Sample-wise metrics, like sample-specific error rate and sample-specific accuracy are calculated by calcPerformance and added to the ClassifyResult object, rather than by samplesMetricMap and being inaccessible to the end-user.
errorMap replaced by samplesMetricMap. The plot can now show either error rate or accuracy.
Ordinary k-fold cross-validation option added.
Absolute difference of group medians feature selection function added.
Weighted voting mode that uses the distance from an observation to the nearest crossover point of the class densities added.
Bartlett Test selection function included.
New class SelectResult. rankPlot and selectionPlot can additionally work with lists of SelectResult objects. All feature selection functions now return a SelectResult object or a list of them.
priorSelection is a new selection function for using features selected in a prior cross validation for a new data set classification.
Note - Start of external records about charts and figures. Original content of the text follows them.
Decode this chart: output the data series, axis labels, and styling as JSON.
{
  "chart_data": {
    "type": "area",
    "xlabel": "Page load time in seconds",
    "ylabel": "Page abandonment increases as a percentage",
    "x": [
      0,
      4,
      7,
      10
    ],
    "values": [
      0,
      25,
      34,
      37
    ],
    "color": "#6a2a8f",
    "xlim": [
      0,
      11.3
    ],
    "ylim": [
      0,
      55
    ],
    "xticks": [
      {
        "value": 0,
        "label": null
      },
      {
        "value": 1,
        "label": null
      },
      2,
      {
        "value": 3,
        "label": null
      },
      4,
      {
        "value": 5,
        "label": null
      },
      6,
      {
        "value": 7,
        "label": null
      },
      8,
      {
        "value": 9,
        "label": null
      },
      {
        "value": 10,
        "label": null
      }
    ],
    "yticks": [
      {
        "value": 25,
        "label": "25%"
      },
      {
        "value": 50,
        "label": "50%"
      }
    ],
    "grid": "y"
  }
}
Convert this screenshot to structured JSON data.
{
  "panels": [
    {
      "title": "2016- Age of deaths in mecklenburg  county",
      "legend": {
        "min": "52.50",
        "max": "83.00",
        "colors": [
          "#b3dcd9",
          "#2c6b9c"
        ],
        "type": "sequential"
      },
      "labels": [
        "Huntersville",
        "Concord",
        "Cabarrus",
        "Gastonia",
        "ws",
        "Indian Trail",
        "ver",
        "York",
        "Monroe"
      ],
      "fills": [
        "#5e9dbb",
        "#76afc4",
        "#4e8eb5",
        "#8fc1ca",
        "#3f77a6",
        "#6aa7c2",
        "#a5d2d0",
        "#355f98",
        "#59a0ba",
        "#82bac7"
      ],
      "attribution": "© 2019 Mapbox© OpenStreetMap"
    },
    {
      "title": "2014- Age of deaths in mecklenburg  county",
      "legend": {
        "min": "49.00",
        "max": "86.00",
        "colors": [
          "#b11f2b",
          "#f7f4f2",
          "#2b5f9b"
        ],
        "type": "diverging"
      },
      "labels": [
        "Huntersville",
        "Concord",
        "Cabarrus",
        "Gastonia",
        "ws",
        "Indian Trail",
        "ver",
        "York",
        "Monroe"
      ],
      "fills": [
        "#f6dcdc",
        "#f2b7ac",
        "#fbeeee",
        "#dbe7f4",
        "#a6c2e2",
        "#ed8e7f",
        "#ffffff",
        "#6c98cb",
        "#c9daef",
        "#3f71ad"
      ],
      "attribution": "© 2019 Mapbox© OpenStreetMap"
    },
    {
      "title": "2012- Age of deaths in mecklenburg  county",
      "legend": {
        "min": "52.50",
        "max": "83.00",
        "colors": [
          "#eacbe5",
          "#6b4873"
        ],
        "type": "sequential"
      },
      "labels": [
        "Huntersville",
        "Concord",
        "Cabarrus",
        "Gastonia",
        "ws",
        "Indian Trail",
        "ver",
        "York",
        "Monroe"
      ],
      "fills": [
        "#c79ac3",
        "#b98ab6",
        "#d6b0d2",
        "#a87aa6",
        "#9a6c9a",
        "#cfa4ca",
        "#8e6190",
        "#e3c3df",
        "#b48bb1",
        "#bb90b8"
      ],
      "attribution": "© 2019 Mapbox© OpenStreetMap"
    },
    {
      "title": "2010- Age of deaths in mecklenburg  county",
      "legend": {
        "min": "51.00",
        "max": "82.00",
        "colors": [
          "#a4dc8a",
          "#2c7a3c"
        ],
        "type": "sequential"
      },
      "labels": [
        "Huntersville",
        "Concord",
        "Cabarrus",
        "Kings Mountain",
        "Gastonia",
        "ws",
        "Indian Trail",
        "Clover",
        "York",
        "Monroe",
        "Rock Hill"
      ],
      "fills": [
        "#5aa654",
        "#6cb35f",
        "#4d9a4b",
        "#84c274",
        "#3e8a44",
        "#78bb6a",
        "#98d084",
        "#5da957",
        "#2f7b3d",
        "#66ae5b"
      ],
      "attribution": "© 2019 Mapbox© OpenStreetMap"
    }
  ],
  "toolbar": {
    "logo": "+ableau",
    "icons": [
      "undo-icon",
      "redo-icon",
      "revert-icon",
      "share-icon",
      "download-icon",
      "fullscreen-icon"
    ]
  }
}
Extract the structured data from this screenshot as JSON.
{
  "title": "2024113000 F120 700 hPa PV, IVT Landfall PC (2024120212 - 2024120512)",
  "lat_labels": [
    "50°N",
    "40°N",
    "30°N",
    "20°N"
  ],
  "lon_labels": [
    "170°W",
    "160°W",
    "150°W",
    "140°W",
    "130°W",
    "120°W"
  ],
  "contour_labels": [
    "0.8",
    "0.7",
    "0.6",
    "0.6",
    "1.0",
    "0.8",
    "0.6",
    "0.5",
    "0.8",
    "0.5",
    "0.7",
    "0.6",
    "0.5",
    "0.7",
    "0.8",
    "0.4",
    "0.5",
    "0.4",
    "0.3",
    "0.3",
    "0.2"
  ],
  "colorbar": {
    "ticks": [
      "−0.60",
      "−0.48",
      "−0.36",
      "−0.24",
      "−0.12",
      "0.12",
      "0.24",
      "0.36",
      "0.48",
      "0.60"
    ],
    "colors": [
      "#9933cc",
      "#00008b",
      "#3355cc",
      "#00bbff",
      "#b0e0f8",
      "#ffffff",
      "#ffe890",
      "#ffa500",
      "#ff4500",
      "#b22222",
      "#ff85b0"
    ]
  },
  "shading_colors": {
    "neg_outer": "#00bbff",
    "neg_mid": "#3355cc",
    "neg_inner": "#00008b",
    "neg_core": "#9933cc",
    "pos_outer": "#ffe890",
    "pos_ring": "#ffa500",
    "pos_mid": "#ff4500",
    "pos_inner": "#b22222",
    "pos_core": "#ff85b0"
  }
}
New weighted voting mode, where the weight is the distance of the x value from the nearest crossover point of the two densities. Useful for predictions with skewed features.
More classification flexibility, now with parameter tuning integrated into the process.
New performance evaluation functions, such as a ROC curve and a performance plot.
Some existing predictor functions are able to return class scores, not just class labels.
First release of the package, which allows parallelised and customised classification, with many convenient performance evaluation functions.